Los lactobacilos, incluidos los que causan el enverdecimiento, la putrefacción
ácida y el limo de los productos cárnicos curados, poseen necesidades nutritivas
bastante complejas y, en consecuencia, también son bastante complejos todos los
medios para su enumeración, razón por la cual permiten el crecimiento de muchas
otras bacterias. Algunas cepas ácido-tolerantes pueden aislarse sobre medio LBS
de Rogosa et al. (1951), aunque las cepas responsables del enverdecimiento de
las carnes curadas (Lactobacillus viridescens) no crecen en dicho medio. Las
últimas cepas se aislan en agar APT no selectivo. La capacidad de los cultivos
puros para producir enverdecimiento puede probarse sobre la superficie de corte
de las salchichas de Frankfurt o de Bolonia y su capacidad para producir limo
sobre medios que contengan un 5 % de sacarosa.
La presencia de bacterias capaces de crecer en condiciones ambientales
anormales se detecta cultivando muestras en condiciones apropiadas. Por
ejemplo, las bacterias psicrófilas se detectan cultivando a baja temperatura, las
termófilas cultivando a 55 0C, las halófilas cultivando en medios con una
concentración muy alta de sal, etc. En algunos casos se necesitan precauciones
adicionales como, por ejemplo, el empleo para diluir las muestras en que se van a
investigar bacterias halófilas de blancos de agua que contienen la salmuera
concentrada.
3.4.- Sanidad.
«La sanidad es una manera de vivir. Es la calidad de vida reflejada en una
vivienda limpia, granja limpia, negocio o industria limpios, vecindad limpia o
comunidad limpia.
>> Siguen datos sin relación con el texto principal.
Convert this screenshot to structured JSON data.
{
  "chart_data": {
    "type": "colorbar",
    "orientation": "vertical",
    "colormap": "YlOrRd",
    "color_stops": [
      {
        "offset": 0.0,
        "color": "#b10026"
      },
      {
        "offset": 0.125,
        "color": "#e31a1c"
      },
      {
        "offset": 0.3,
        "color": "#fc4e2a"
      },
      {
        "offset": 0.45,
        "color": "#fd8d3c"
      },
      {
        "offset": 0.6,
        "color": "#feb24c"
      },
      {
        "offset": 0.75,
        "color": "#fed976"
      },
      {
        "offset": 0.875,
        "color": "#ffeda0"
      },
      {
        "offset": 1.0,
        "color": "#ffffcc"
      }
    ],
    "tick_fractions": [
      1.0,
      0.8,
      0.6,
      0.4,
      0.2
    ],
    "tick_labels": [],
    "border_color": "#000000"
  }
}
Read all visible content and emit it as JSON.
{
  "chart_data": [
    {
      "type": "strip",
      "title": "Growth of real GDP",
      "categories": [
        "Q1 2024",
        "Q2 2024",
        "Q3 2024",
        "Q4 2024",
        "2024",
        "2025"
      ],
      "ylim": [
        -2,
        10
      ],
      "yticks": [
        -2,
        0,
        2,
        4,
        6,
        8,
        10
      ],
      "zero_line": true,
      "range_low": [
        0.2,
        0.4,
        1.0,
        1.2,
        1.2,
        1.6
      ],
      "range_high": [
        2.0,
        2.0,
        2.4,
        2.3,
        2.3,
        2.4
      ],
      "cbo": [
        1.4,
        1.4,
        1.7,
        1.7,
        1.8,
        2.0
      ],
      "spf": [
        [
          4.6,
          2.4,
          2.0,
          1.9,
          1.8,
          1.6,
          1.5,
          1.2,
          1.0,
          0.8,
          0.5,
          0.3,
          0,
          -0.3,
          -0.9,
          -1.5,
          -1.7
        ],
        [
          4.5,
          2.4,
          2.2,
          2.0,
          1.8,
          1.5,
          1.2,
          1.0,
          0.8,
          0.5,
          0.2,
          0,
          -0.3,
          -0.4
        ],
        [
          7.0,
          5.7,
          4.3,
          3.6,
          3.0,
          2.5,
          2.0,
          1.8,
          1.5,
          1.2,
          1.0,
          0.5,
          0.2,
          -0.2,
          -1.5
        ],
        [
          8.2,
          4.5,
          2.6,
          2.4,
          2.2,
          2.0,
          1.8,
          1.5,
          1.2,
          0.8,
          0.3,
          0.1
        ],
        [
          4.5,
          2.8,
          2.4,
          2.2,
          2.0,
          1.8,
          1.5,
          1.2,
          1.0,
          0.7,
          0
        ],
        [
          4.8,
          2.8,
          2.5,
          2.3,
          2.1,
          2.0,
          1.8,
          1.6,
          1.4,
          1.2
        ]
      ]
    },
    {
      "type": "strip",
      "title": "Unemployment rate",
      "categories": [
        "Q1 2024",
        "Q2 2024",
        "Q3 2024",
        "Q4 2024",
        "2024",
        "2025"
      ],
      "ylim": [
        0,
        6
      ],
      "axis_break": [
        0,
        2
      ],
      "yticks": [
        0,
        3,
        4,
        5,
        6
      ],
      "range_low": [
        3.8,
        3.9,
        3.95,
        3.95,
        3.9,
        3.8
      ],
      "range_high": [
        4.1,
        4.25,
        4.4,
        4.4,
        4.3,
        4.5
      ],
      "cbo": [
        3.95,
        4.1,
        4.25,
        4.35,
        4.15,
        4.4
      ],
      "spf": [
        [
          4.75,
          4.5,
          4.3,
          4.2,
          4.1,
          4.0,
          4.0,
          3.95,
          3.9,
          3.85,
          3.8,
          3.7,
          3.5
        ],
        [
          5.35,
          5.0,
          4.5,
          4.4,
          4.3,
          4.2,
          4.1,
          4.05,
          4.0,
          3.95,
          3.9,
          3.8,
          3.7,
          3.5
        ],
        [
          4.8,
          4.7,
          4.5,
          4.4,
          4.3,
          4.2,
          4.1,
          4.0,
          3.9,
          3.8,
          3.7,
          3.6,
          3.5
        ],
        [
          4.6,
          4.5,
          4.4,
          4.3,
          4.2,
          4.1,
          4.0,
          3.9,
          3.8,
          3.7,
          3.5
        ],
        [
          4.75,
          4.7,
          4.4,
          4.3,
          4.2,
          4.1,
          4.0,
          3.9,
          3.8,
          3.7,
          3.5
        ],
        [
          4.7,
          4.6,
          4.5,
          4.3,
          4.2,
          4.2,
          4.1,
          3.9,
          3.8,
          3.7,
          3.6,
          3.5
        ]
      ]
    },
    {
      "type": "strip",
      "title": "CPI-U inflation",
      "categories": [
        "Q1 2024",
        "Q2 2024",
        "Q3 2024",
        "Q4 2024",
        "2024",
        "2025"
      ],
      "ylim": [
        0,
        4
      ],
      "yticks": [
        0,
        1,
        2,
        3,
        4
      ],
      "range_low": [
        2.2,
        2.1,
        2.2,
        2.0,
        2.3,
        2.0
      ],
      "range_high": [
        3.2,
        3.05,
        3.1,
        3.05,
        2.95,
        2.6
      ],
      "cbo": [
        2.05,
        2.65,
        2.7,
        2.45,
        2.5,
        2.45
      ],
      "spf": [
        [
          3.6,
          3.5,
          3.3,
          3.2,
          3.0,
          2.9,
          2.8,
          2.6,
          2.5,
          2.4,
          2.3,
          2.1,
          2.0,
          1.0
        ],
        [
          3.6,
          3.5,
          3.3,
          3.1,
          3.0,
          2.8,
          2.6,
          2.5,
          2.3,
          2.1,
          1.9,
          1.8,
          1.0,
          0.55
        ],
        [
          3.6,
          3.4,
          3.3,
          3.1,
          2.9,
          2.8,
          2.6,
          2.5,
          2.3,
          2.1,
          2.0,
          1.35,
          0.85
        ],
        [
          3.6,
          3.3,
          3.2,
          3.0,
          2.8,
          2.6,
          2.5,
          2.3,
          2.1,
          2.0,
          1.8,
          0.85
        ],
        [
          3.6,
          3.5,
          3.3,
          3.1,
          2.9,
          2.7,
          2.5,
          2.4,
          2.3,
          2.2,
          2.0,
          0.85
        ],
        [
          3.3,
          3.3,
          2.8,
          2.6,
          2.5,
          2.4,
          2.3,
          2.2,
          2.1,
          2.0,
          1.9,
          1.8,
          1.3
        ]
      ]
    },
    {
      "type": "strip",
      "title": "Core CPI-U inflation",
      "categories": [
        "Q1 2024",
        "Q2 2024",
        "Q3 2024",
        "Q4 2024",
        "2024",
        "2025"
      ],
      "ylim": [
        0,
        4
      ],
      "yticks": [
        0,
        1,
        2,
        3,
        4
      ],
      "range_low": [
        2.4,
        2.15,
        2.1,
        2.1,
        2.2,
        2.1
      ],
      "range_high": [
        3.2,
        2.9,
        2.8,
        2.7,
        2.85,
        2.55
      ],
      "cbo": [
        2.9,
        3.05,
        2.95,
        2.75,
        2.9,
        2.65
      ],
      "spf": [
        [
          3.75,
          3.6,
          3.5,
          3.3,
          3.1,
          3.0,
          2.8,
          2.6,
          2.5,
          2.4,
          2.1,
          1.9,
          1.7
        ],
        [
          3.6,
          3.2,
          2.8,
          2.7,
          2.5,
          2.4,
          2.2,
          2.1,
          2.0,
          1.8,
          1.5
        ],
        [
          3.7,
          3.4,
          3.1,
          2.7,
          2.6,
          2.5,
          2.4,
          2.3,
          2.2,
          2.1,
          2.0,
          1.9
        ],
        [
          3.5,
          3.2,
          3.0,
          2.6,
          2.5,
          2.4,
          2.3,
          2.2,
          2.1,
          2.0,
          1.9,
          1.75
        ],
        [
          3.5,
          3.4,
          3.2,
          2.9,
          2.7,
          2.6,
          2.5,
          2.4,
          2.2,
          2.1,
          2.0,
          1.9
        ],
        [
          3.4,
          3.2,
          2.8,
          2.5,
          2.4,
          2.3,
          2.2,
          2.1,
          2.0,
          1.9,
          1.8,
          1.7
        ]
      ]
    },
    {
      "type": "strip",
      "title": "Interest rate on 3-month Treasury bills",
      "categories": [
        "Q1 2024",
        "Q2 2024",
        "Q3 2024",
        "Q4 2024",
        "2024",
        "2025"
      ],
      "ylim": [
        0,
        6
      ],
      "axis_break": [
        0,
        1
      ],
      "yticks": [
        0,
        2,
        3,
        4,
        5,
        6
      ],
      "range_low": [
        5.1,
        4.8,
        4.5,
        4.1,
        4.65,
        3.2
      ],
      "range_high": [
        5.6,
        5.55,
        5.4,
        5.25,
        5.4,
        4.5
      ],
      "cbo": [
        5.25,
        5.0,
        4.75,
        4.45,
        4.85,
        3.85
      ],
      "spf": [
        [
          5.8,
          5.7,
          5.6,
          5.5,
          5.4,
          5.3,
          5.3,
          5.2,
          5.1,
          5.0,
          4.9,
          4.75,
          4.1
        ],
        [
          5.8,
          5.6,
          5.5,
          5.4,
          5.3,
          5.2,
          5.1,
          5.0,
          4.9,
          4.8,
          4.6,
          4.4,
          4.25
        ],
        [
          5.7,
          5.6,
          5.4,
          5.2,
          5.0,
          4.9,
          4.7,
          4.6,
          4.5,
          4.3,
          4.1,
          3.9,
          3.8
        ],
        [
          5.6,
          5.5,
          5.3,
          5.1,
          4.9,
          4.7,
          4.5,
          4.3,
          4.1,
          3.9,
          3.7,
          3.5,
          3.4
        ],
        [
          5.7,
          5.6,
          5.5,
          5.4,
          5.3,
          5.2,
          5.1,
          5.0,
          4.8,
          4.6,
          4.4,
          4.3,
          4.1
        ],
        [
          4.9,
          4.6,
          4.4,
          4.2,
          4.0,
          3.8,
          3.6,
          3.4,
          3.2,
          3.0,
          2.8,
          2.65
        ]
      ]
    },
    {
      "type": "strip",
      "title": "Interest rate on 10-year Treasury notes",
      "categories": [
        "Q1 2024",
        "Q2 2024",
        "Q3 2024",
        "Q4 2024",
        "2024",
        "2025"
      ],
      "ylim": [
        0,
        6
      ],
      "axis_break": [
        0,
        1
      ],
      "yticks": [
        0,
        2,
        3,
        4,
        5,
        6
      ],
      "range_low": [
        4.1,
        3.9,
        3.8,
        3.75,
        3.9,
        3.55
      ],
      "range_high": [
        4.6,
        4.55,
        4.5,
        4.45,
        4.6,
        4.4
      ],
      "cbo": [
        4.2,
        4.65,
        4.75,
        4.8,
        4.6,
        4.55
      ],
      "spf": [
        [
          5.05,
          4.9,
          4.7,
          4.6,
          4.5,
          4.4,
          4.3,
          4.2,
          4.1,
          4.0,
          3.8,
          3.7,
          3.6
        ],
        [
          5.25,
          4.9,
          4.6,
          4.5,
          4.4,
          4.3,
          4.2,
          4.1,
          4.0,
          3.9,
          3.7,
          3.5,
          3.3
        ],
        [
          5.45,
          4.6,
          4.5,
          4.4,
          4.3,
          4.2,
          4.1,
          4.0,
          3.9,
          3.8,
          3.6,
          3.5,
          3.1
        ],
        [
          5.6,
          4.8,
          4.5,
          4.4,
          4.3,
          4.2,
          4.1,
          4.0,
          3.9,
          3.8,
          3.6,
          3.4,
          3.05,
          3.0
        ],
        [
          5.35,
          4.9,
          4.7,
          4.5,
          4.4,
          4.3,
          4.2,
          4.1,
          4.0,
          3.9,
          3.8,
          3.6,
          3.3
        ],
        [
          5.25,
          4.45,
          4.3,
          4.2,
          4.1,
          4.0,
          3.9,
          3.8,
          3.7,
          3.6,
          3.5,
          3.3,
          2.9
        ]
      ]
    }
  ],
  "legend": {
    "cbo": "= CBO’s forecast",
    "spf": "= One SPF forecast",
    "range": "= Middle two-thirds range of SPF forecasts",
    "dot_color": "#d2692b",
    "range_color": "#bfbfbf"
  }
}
Al ser un modo de vivir la sanidad surge de las personas, se
nutre de los conocimientos y se desarrolla como una obligación y un ideal de las
relaciones humanas». Si admitimos y comprendemos el amplio impacto del
anterior concepto de la sanidad poco más hay que decir que no sea resaltar los
procedimientos específicos seguidos en la industria cárnica. Al tratar de los tipos
de limpieza, sistemas de limpieza, detergentes, tratamiento de residuos, etc., en
relación con los costes y la calidad de los productos, siempre se tiende a
menospreciar u olvidar los aspectos humanos o personales de la sanidad. La
sanidad tiene diferentes significados contemplada desde diferentes ángulos. Para
algunas personas sanidad es lo mismo que salud pública (ausencia de
intoxicaciones alimentarias, riesgos de enfermedad, de aditivos no inocuos y
ausencia de desperdicios, olores desagradables y de polución en las plantas
procesadoras). La sanidad puede también ser definida como el control de
microbios, roedores e insectos o como la eliminación de restos alimenticios y otros
desperdicios indeseables. La sanidad puede implicar orden y pulcritud. Algunas
personas interpretan la sanidad en términos de calidad de los productos y
conservabilidad, mientras que otras la consideran solamente en términos de
costes. Todos estos aspectos afectan conjuntamente a la imagen que se hace el
público del producto y de la compañía e influyen en la conducta de los empleados.
Raramente se niega la necesidad de la sanidad, de la limpieza y de todo cuanto
implica este concepto. A nadie le gusta que la carne esté sucia o que lo estén las
plantas procesadoras de alimentos. Se conocen bastante bien los resultados, a
veces desastrosos, de la falta de sanidad. La responsabilidad de la salud pública
es asumida por los organismos oficiales locales, estatales o federales. Cuando
éstos asumen también las funciones del control de calidad, la industria de la carne
pierde gran parte de su influencia sobre el programa sanitario, pudiendo perder
también el aliciente para superar las exigencias mínimas legales. El programa
sanitario es, sin embargo, de interés capital para toda empresa particular, puesto
que los productos fabricados tienen que ser de calidad para que se vendan y para
que cumplan las disposiciones legales.